Tesla is recalling hundreds of thousands of US vehicles after a serious safety risk caused by a software glitch was discovered.
The issue relates to the Full Self-Driving (FSD) Beta software, which must now be updated in 362,758 affected cars after authorities revealed the system could cause crashes, and did not properly follow traffic safety laws.
The recall relates to certain 2016-2023 Model S, Model X, 2017-2023 Model 3, and 2020-2023 Model Y vehicles.
A filing lodged on Thursday US time also reveals the FSD system “may allow the vehicle to act unsafe around intersections”.
The National Highway Traffic Safety Administration (NHTSA) said in a statement the FSD software allowed cars to “exceed speed limits or travel through intersections in an unlawful or unpredictable manner increases the risk of a crash”, and that the software error “could increase the risk of a collision if the driver does not intervene”.
“NHTSA will continue to monitor the recall remedies for effectiveness,” the agency said. “This recall seeks to address a specific set of concerns identified by the agency.”
An over-the-air software update will be carried out by mid-April and will be free of charge for impacted motorists.
In his only response to the situation so far, Tesla’s billionaire founder Elon Musk took to Twitter to gripe about the use of the term “recall”, posting that “for an over-the-air software update is anachronistic and just flat wrong!”
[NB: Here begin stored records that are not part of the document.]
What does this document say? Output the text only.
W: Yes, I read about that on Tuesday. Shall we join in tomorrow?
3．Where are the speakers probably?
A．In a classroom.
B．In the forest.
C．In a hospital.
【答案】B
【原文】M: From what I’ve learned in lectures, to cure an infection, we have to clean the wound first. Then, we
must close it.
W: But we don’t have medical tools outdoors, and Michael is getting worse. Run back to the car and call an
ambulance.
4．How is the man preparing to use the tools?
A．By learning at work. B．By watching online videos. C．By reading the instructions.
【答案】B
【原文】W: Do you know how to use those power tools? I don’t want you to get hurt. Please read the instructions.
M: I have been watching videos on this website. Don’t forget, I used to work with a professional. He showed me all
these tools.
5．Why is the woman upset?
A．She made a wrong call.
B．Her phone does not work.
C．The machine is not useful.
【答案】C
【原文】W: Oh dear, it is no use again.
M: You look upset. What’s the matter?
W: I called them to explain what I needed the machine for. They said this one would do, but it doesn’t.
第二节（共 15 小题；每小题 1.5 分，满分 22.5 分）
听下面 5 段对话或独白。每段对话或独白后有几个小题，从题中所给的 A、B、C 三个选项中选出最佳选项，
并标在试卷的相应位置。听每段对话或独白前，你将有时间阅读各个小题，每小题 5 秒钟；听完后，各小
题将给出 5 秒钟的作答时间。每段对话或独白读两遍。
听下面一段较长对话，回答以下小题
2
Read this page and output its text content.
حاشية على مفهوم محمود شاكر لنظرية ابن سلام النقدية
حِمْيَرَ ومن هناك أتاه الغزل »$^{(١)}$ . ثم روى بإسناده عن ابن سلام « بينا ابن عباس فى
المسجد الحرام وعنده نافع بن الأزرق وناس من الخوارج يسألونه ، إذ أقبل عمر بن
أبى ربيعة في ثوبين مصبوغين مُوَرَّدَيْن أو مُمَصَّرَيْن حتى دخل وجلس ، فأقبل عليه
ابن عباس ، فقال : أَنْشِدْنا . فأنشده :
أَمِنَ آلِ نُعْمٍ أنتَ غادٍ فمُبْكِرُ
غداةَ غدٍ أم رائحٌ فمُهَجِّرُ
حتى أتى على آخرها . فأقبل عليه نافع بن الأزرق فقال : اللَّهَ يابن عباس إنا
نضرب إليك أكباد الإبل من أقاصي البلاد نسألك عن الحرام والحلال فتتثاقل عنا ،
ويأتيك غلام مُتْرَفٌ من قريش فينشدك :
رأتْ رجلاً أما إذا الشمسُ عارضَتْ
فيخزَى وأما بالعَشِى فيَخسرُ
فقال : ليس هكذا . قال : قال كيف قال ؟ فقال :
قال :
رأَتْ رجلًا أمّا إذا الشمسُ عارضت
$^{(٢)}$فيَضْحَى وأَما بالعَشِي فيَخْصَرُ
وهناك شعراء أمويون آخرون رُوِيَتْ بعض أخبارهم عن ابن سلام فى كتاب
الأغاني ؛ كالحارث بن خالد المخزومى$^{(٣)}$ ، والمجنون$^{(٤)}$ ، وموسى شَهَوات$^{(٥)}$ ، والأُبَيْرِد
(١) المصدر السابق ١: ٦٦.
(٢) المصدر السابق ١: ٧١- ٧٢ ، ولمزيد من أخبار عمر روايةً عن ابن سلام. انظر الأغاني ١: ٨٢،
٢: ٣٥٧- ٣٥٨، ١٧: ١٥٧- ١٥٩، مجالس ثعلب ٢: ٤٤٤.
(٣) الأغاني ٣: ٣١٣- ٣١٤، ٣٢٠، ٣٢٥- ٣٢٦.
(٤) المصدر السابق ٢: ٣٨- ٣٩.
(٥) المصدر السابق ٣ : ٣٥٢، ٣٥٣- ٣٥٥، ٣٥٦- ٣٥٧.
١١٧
The electric vehicle giant has confirmed that there have been no known injuries or deaths associated with the issue so far, and that it had received 18 warranty claims.
The news had an immediate impact on Tesla’s share price, which fell by 1.6 per cent after the recall was announced.
However, it comes after Tesla shares skyrocketed earlier this month, capping off stunning six-week rally which saw the carmaker more than double in value since early January’s eye-watering plunge.
“Tesla shares are experiencing an unprecedented surge in demand, and to a lesser extent, so are artificial intelligence-related stocks like Nvidia and C3.ai, as well as the rest of FAANG group,” Vanda Research’s Marco Iachini said in a note on February 9.
“If flows into cash equities sustain the current pace, we believe there is scope for the more speculative retail traders to pick up the slack in the options market too — where activity has been muted over the last year.”
FSD is the very feature that Musk himself has long spruiked, claiming it will eventually deliver completely self-driving capabilities.
But it has proved to be controversial even before the current error was uncovered, with Tesla revealing just last month that the US Department of Justice had requested access to documents related to the FSD and Autopilot advanced driver-assistance system.
The recall is particularly bad timing for the company, which is holding an investor day on March 1, when CEO Elon Musk is tipped to push Tesla’s artificial intelligence capability and reveal plans to expand its vehicle line-up.